In many cases, the programs that we assign you will be underspecified -- that is, we won't tell you exactly how they should work. Instead, we'll try give you a pretty good idea of what we expect it to do, leaving decisions about how to handle tricky or ambiguous cases up to you. In this way, you'll turn our partial specification into an exact specification.
For example, a partial specification might ask you to write a program that draws mazes on the screen, without telling you exactly what input you should get from the user or what kind of maze to make. You might decide to draw rectangular mazes with ASCII characters and prompt the user for a maze size in terms of characters (see below). In addition, you might detail the way in which the maze should be constructed. In making these decisions, you've created a more exact specification -- something that explains more precisely how your program should run.

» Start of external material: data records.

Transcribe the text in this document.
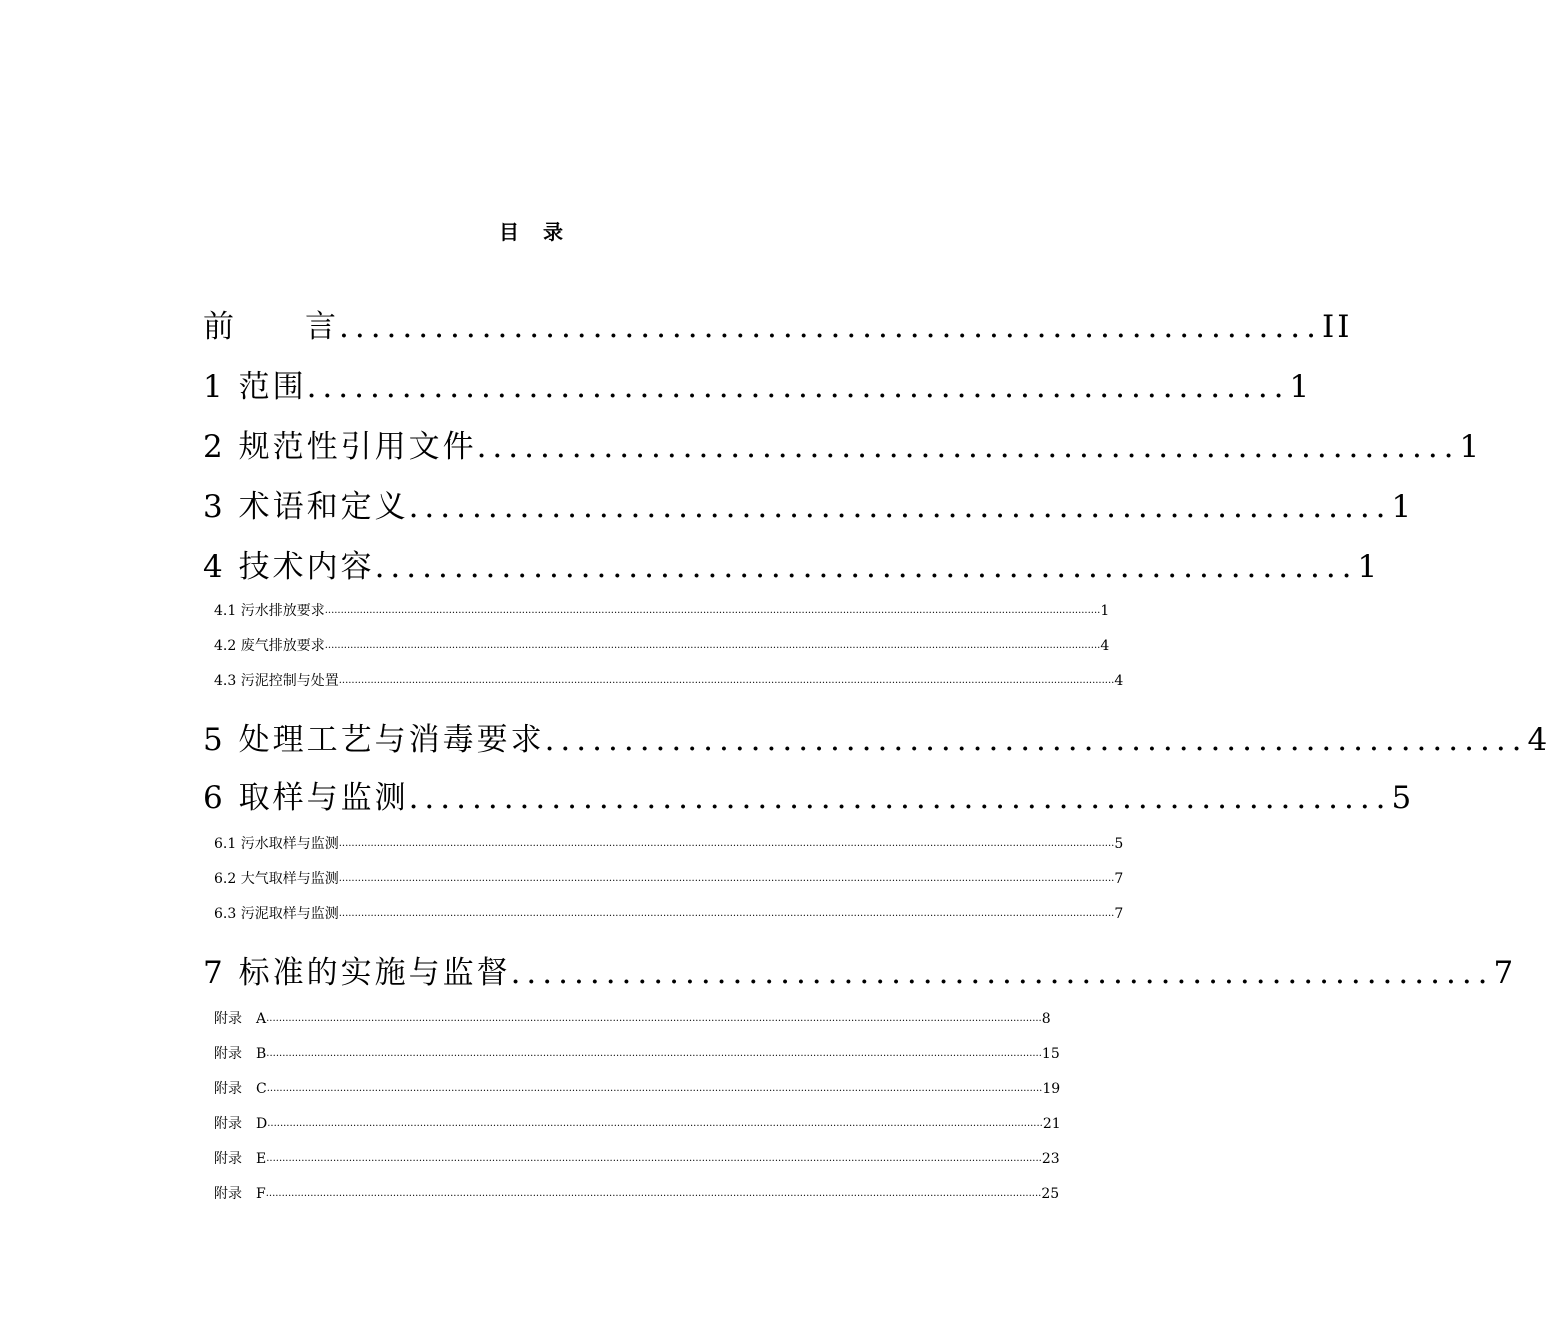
目　录
前　　言 .............................................................. II
1 范围 .............................................................. 1
2 规范性引用文件 .............................................................. 1
3 术语和定义 .............................................................. 1
4 技术内容 .............................................................. 1
4.1 污水排放要求 .................................................................................................................................................................................................................................................... 1
4.2 废气排放要求 .................................................................................................................................................................................................................................................... 4
4.3 污泥控制与处置 .................................................................................................................................................................................................................................................... 4
5 处理工艺与消毒要求 .............................................................. 4
6 取样与监测 .............................................................. 5
6.1 污水取样与监测 .................................................................................................................................................................................................................................................... 5
6.2 大气取样与监测 .................................................................................................................................................................................................................................................... 7
6.3 污泥取样与监测 .................................................................................................................................................................................................................................................... 7
7 标准的实施与监督 .............................................................. 7
附录　A .................................................................................................................................................................................................................................................... 8
附录　B .................................................................................................................................................................................................................................................... 15
附录　C .................................................................................................................................................................................................................................................... 19
附录　D .................................................................................................................................................................................................................................................... 21
附录　E .................................................................................................................................................................................................................................................... 23
附录　F .................................................................................................................................................................................................................................................... 25
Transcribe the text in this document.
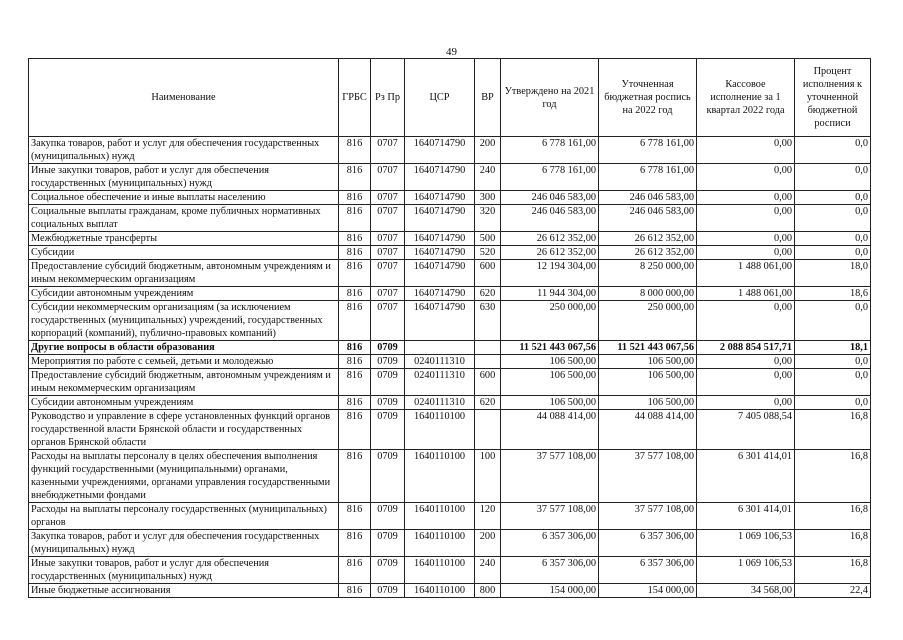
49
Наименование	ГРБС	Рз Пр	ЦСР	ВР	Утверждено на 2021 год	Уточненная бюджетная роспись на 2022 год	Кассовое исполнение за 1 квартал 2022 года	Процент исполнения к уточненной бюджетной росписи
Закупка товаров, работ и услуг для обеспечения государственных (муниципальных) нужд	816	0707	1640714790	200	6 778 161,00	6 778 161,00	0,00	0,0
Иные закупки товаров, работ и услуг для обеспечения государственных (муниципальных) нужд	816	0707	1640714790	240	6 778 161,00	6 778 161,00	0,00	0,0
Социальное обеспечение и иные выплаты населению	816	0707	1640714790	300	246 046 583,00	246 046 583,00	0,00	0,0
Социальные выплаты гражданам, кроме публичных нормативных социальных выплат	816	0707	1640714790	320	246 046 583,00	246 046 583,00	0,00	0,0
Межбюджетные трансферты	816	0707	1640714790	500	26 612 352,00	26 612 352,00	0,00	0,0
Субсидии	816	0707	1640714790	520	26 612 352,00	26 612 352,00	0,00	0,0
Предоставление субсидий бюджетным, автономным учреждениям и иным некоммерческим организациям	816	0707	1640714790	600	12 194 304,00	8 250 000,00	1 488 061,00	18,0
Субсидии автономным учреждениям	816	0707	1640714790	620	11 944 304,00	8 000 000,00	1 488 061,00	18,6
Субсидии некоммерческим организациям (за исключением государственных (муниципальных) учреждений, государственных корпораций (компаний), публично-правовых компаний)	816	0707	1640714790	630	250 000,00	250 000,00	0,00	0,0
Другие вопросы в области образования	816	0709			11 521 443 067,56	11 521 443 067,56	2 088 854 517,71	18,1
Мероприятия по работе с семьей, детьми и молодежью	816	0709	0240111310		106 500,00	106 500,00	0,00	0,0
Предоставление субсидий бюджетным, автономным учреждениям и иным некоммерческим организациям	816	0709	0240111310	600	106 500,00	106 500,00	0,00	0,0
Субсидии автономным учреждениям	816	0709	0240111310	620	106 500,00	106 500,00	0,00	0,0
Руководство и управление в сфере установленных функций органов государственной власти Брянской области и государственных органов Брянской области	816	0709	1640110100		44 088 414,00	44 088 414,00	7 405 088,54	16,8
Расходы на выплаты персоналу в целях обеспечения выполнения функций государственными (муниципальными) органами, казенными учреждениями, органами управления государственными внебюджетными фондами	816	0709	1640110100	100	37 577 108,00	37 577 108,00	6 301 414,01	16,8
Расходы на выплаты персоналу государственных (муниципальных) органов	816	0709	1640110100	120	37 577 108,00	37 577 108,00	6 301 414,01	16,8
Закупка товаров, работ и услуг для обеспечения государственных (муниципальных) нужд	816	0709	1640110100	200	6 357 306,00	6 357 306,00	1 069 106,53	16,8
Иные закупки товаров, работ и услуг для обеспечения государственных (муниципальных) нужд	816	0709	1640110100	240	6 357 306,00	6 357 306,00	1 069 106,53	16,8
Иные бюджетные ассигнования	816	0709	1640110100	800	154 000,00	154 000,00	34 568,00	22,4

Although there is rarely a single, correct way to handle ambiguities in a partial specification, be sure that your full specification is in the spirit of the partial specification. For example, writing a program that always generated "mazes" of the following form probably isn't what we had in mind:
How big would you like your maze to be? (rows x columns) > 4 x 9 Here is your maze: _________ Start _ ___ __| | | | | | |___|____ End
How long would you like your maze to be? (columns) > 9 Here is your maze: _________ Start _________ End
The bottom line is that in order to know if your program is working, you have to decide what it's supposed to do. Therefore, your first step should be to define a full specification. You'll sometimes be asked to submit a full specification with your program (in the comments or a cover sheet, for example) so that we know what your specific goals and choices were. This should not be a long document, but a short, clear description of the program's expected behavior, highlighting how it handles ambiguous cases. By all means, feel free to discuss your specification choices with the TAs.
Once you've finished writing the program, you should demonstrate to yourself and us that it works by running it on some test cases. Generally, we'll supply you with a few test cases that will test aspects of your program. If your program works on our test cases, that doesn't necessarily mean that it's correct and you're done! Make sure to write a few test cases of your own to check some of those ambiguous cases that your full specification describes, and use these to demonstrate to us that your program works as you specified.
Remember that based on the stereo analogy, the programs that we're looking for are built of multiple modules interacting through clean, well-defined interfaces. We're not looking for the single monolithic piece of code that has everything thrown into it without any sense of order -- that technique might have some benefits in the stereo world, but they rarely do in software.
To this extent, you will be graded on how well your program is constructed, in addition to how well it works. Did you comment so that it's clear what your design was? Did you make reasonable decisions as to how the code should be organized and interface between modules? Etc.
All of these things may seem like a pain, or may seem less important than "getting the program working," but they are essential in any programming environment -- whether it's a group project for a course, or a huge Microsoft application. As programs grow larger and evolve over time, their initial structure will often determine how easy they are to maintain, debug, and improve. As backwards as it seems, a program that is well structured and documented, but doesn't quite work (comment reading: I think the problem is somewhere in this routine), is often more impressive than one that works but is completely indecipherable. Strive for the best of both.